Weiche umstellen
Englisch: reverse
In der Nichtstandard-Position sein; für die weniger genutzten Strecke eingestellt sein
Reverse: Schalterstellung für die Nebenstrecke
Im Eisenbahnbetrieb beschreibt Reverse jeden Weichenschalter oder jedes Streckenelement, das den Verkehr von der Haupt- oder Standardstrecke ablenkt. Eine Weiche in Reverse-Stellung schickt einen Zug auf eine Nebenlinie, ein Nebengleis oder einen weniger genutzten Streckenast. Der Begriff ist relativ zur Normalstellung, die die direkte, primäre Fahrtrichtung durch dieses Infrastrukturelement darstellt.
Bei einer typischen zweigleisigen Weiche (auch Weichenanlage genannt) ist die Normalstellung auf die Hauptlinie oder die stärker belastete Strecke ausgerichtet. Reverse positioniert die beweglichen Schienen so, dass die Räder auf die abzweigende Strecke gelenkt werden. Ein Fahrdienstleiter oder Signalwärter steuert dies über mechanische Kopplung, Elektromotor oder Hydraulikantrieb. Die genaue Ausführung hängt von Weichentyp, Alter und Eisenbahnstandards ab; manche Eisenbahnen verwenden die Begriffe gerade und gekrümmt statt Normalstellung und Reverse, aber das Prinzip bleibt gleich.

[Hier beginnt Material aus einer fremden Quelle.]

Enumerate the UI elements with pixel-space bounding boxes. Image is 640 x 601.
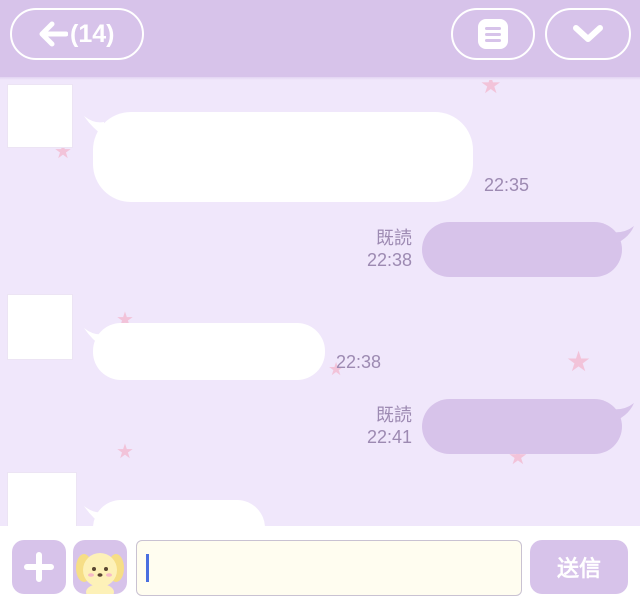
chat-header: (14) <box>0 0 640 77</box>
star-icon: ★ <box>566 346 592 377</box>
bubble-tail <box>610 403 634 423</box>
message-time: 22:35 <box>484 175 530 195</box>
sender-avatar[interactable] <box>7 472 77 526</box>
message-bubble[interactable] <box>422 399 622 454</box>
read-receipt: 既読 <box>376 405 412 425</box>
message-bubble[interactable] <box>93 323 325 380</box>
sender-avatar[interactable] <box>7 84 73 148</box>
sender-avatar[interactable] <box>7 294 73 360</box>
add-attachment-button[interactable] <box>12 540 66 594</box>
back-button[interactable]: (14) <box>10 8 144 60</box>
message-bubble[interactable] <box>422 222 622 277</box>
composer-bar: 送信 <box>0 526 640 601</box>
message-input[interactable] <box>136 540 522 596</box>
text-caret <box>146 554 149 582</box>
sticker-button[interactable] <box>73 540 127 594</box>
message-time: 22:38 <box>366 250 412 270</box>
message-list[interactable]: ★ ★ ★ ★ ★ ★ ★ 22:35 既読 22:38 22:38 既読 22… <box>0 80 640 526</box>
unread-count: (14) <box>70 19 115 48</box>
send-button[interactable]: 送信 <box>530 540 628 594</box>
message-meta: 既読 22:38 <box>340 227 412 271</box>
back-arrow-icon <box>39 21 68 47</box>
menu-icon <box>478 19 508 49</box>
chevron-down-icon <box>573 25 603 42</box>
sticker-dog-icon <box>76 553 124 594</box>
star-icon: ★ <box>116 441 134 463</box>
read-receipt: 既読 <box>376 228 412 248</box>
star-icon: ★ <box>480 80 502 99</box>
plus-icon <box>24 552 54 582</box>
message-time: 22:38 <box>336 352 382 372</box>
message-time: 22:41 <box>366 427 412 447</box>
scroll-down-button[interactable] <box>545 8 631 60</box>
menu-button[interactable] <box>451 8 535 60</box>
message-meta: 既読 22:41 <box>340 404 412 448</box>
message-bubble[interactable] <box>93 500 265 526</box>
bubble-tail <box>610 226 634 246</box>
message-bubble[interactable] <box>93 112 473 202</box>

Reverse erkennen und bestätigen
Betreiber bestätigen eine Weiche in Reverse-Stellung durch Sichtprüfung, mechanische Indikatoren oder elektronische Überwachungssysteme. Ein Weichenhebel in Rückposition, eine Bodenleitmarke, die nach links oder rechts zeigt, oder ein Signalsystem mit Grün auf der Nebenstrecke bestätigen alle die Reverse-Ausrichtung. Moderne Systeme übertragen Positionsdaten an Betriebszentralen; ältere Anlagen setzen auf lokale Sichtprüfungen. Die Weichenstellung falsch zu bestimmen ist ein ernstes Risiko, da das Einfahren eines Zuges auf die falsche Strecke zu Entgleisung, Kollision oder operativem Chaos führen kann.
Reverse-Stellung ist Routine in Rangierbahnhöfen, Industrinebengleisen und Nebenstrecken, wo das Verkehrsaufkommen Normaloperation nicht rechtfertigt. Eine Seitengleis-Weiche, die einen einzelnen Lager- oder Fabrikkundenkunden bedient, bleibt die meiste Zeit in Reverse-Stellung. Umgekehrt verbringt eine Hauptstreckenweiche mit Abzweigung möglicherweise nur Minuten pro Arbeitstag in Reverse-Stellung, etwa beim Schichtwechsel oder wenn eine Güterbahn auf einen Bereitstellungsbahnhof zugreift. Wetter, Verschleiß und Alter beeinflussen die Weichenreaktion; Reverse-Stellung bei einer korrodierten oder gefrorenen Weiche kann klemmen und einen Zug auf der Strecke festsetzen.